Coke couple to face music in Darwin Thursday
A DARWIN couple who were the local connections for a Colombian cocaine cartel will Thursday morning learn for how long they will be kept apart by prison walls
Crime and Court
Don't miss out on the headlines from Crime and Court. Followed categories will be added to My News.
A DARWIN couple who were the local connections for a Colombian cocaine cartel will Thursday morning learn for how long they will be kept apart by prison walls.
Damien Barbi, 37, and his girlfriend Emma Edbrooke, 34, each pleaded guilty in the NT Supreme Court yesterday to commercial drug supply charges.
The couple exchanged loving glances in the dock when Barbi’s barrister, David Edwardson QC, said they were “together still, (only) in spirit of course, because they’re both incarcerated”.
Edbrooke, a former Inpex worker, was released on bail ahead of sentencing today after Crown Prosecutor David Morters SC said a sentence “which results in her immediate release would be appropriate in all the circumstances” given her “relatively peripheral” role in the operation.
Edbrooke had been in jail since June, when detectives asked her to come in to Darwin police station for an informal “chat” and arrested her, shortly after they arrested Barbi.
The couple had been under surveillance for months, in what Mr Morters described as “extensive and patient investigative work” by the joint NT Police and AFP taskforce.
Peter Maley, for Edbrooke, said his client only got involved in the operation because “she developed a relationship with Mr Barbi”.
The court heard Barbi and Edbrooke — acting on Barbi’s request — made Western Union transfers to individuals in Medellin, Colombia.

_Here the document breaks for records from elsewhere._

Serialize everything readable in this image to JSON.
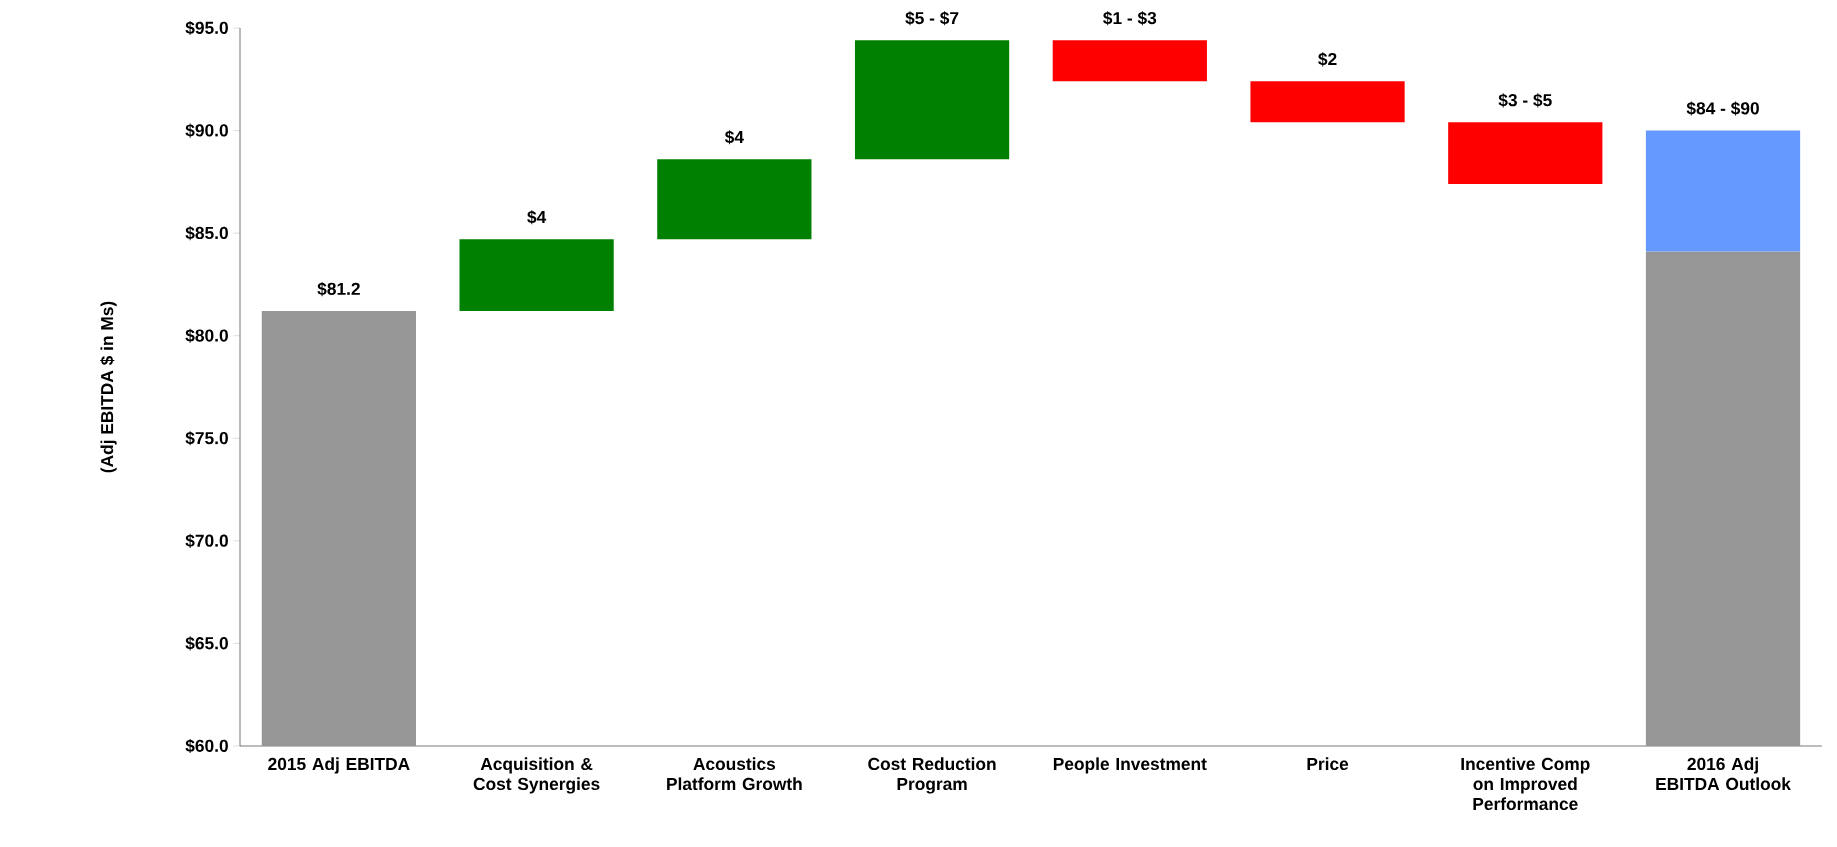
{
  "chart_data": {
    "type": "bar",
    "ylabel": "(Adj EBITDA $ in Ms)",
    "categories": [
      "2015 Adj EBITDA",
      "Acquisition & Cost Synergies",
      "Acoustics Platform Growth",
      "Cost Reduction Program",
      "People Investment",
      "Price",
      "Incentive Comp on Improved Performance",
      "2016 Adj EBITDA Outlook"
    ],
    "series": [
      {
        "values": [
          21.2,
          3.5,
          3.9,
          5.8,
          -2.0,
          -2.0,
          -3.0,
          24.1
        ],
        "base": [
          60,
          81.2,
          84.7,
          88.6,
          94.4,
          92.4,
          90.4,
          60
        ],
        "colors": [
          "#969696",
          "#008000",
          "#008000",
          "#008000",
          "#ff0000",
          "#ff0000",
          "#ff0000",
          "#969696"
        ],
        "value_labels": [
          "$81.2",
          "$4",
          "$4",
          null,
          null,
          "$2",
          null,
          null
        ]
      },
      {
        "values": [
          null,
          null,
          null,
          null,
          null,
          null,
          null,
          5.9
        ],
        "base": [
          null,
          null,
          null,
          null,
          null,
          null,
          null,
          84.1
        ],
        "color": "#6699ff"
      }
    ],
    "annotations": [
      {
        "text": "$5 - $7",
        "x": "Cost Reduction Program",
        "y": 94.4
      },
      {
        "text": "$1 - $3",
        "x": "People Investment",
        "y": 94.4
      },
      {
        "text": "$3 - $5",
        "x": "Incentive Comp on Improved Performance",
        "y": 90.4
      },
      {
        "text": "$84 - $90",
        "x": "2016 Adj EBITDA Outlook",
        "y": 90.0
      }
    ],
    "ylim": [
      60,
      95
    ],
    "yticks": [
      {
        "value": 60,
        "label": "$60.0"
      },
      {
        "value": 65,
        "label": "$65.0"
      },
      {
        "value": 70,
        "label": "$70.0"
      },
      {
        "value": 75,
        "label": "$75.0"
      },
      {
        "value": 80,
        "label": "$80.0"
      },
      {
        "value": 85,
        "label": "$85.0"
      },
      {
        "value": 90,
        "label": "$90.0"
      },
      {
        "value": 95,
        "label": "$95.0"
      }
    ]
  }
}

The packages in which the cocaine was stashed were sent from the United States, typically in the name of an alleged co-offender.
Mr Morters said two higher-ups in the cartel, both German nationals, flew to Darwin in May and met with Barbi in a city hotel room, which police had bugged.
While police listened, the trio discussed the details of previous drug consignments, distribution methods in Darwin, future consignments and how to avoid detection by police.
The Germans left Australia 10 days after arriving, before police could secure an arrest warrant, and have not returned.
A raid on a third alleged co-offender’s house in Moil after police intercepted a delivery from Miami uncovered photos on the third man’s mobile phone of previous parcels of drugs.
Barbi and Edbrooke — whose Stuart Park house was bugged with listening devices — were overheard discussing the distribution of drugs and how to raise money to pay off the Germans.
Justice Graham Hiley will sentence the couple this morning.